3/4 pound Swiss chard leaves, stemmed, rinsed and torn into large pieces [My CSA bunch yielded a half pound of leaves so I added in the thinner stems.]
2 large cloves garlic, peeled
1/2 teaspoon coarse salt
1 teaspoon ground coriander
1 small dried red chile
2 tablespoons olive oil
1/2 cup minced onion
2 teaspoons tomato paste
1 cup cooked chickpeas with 3/4 cup cooking liquid [There's about 3/4 cup liquid in a can of chickpeas so that worked out fine.]
1 lemon, cut in wedges, optional

1. In pot steam, parboil or microwave chard leaves until tender, about 5 minutes. [Our chard started out pretty tender so I cut this down to 2 minutes]

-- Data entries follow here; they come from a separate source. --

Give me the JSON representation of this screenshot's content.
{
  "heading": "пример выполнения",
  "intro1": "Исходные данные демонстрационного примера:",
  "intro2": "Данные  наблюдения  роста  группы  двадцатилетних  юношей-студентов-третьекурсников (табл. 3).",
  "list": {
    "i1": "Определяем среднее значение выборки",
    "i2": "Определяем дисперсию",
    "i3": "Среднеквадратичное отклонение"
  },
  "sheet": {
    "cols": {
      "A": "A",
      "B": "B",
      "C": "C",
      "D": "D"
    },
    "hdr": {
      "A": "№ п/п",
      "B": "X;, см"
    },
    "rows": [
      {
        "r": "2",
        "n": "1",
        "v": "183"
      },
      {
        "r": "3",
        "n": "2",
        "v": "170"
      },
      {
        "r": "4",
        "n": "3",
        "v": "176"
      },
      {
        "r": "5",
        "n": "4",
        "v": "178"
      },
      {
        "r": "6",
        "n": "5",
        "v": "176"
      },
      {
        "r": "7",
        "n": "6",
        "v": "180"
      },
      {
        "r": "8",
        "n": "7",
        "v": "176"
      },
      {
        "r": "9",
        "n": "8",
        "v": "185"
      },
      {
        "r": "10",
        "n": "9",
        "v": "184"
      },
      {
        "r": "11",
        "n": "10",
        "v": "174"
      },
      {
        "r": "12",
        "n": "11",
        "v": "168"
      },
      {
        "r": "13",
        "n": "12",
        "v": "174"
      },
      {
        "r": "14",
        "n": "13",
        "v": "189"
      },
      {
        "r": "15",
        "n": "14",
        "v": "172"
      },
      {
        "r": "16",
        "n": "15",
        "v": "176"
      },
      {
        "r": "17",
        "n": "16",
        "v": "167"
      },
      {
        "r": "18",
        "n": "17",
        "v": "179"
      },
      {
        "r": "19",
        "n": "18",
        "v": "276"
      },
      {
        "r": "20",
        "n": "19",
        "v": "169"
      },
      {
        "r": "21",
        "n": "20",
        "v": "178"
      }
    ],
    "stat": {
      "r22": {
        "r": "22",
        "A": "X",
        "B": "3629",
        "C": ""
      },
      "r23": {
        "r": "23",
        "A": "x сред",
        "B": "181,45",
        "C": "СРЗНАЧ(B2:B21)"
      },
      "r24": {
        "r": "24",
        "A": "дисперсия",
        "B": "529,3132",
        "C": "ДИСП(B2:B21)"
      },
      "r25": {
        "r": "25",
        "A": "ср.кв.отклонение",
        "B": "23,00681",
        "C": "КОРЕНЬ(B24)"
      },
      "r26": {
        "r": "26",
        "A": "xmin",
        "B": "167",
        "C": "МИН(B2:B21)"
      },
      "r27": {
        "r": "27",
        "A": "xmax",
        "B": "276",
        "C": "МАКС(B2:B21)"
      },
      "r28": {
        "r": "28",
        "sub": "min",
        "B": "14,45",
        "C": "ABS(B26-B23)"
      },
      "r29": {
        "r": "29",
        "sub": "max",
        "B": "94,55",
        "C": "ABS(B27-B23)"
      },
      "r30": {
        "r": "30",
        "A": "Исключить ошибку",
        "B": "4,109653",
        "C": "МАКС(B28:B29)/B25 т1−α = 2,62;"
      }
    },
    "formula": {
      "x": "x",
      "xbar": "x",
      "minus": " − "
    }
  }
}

2. Set leaves in colander to drain.

3. Squeeze out excess moisture and shred coarsely.

4. Crush garlic in mortar with salt, coriander and chile until thick, crumbly paste forms.

5. Heat olive oil in 10-inch skillet and saute onion until pale-golden.

6. Add garlic paste and tomato paste and stir into oil until sizzling.

7. Add chard, cooked chickpeas and cooking liquid and cook, stirring occasionally, 10 minutes.

8. Remove from heat and let stand until ready to serve. (Contents of skillet should be very moist but not soupy. For looser texture, stir in more chick pea cooking liquid.)

9. Serve warm, at room temperature or cold with lemon wedges.


It's not bad, but not really inspired either. Maybe its because I haven't had a bowl of greens that wasn't callaloo in a while, but the chard seems really blah. The subtle spice and lemon are nice, but there's nothing much else going on here. I expect bigger flavors from Tunisian cooking. Judging from the other recipes on Ms. Wolfert's site, I think this has been wimped out for the Western palate and probably chard has been substituted in for another, more flavorful, green. It's a shame I couldn't find any other recipes for the dish for comparison.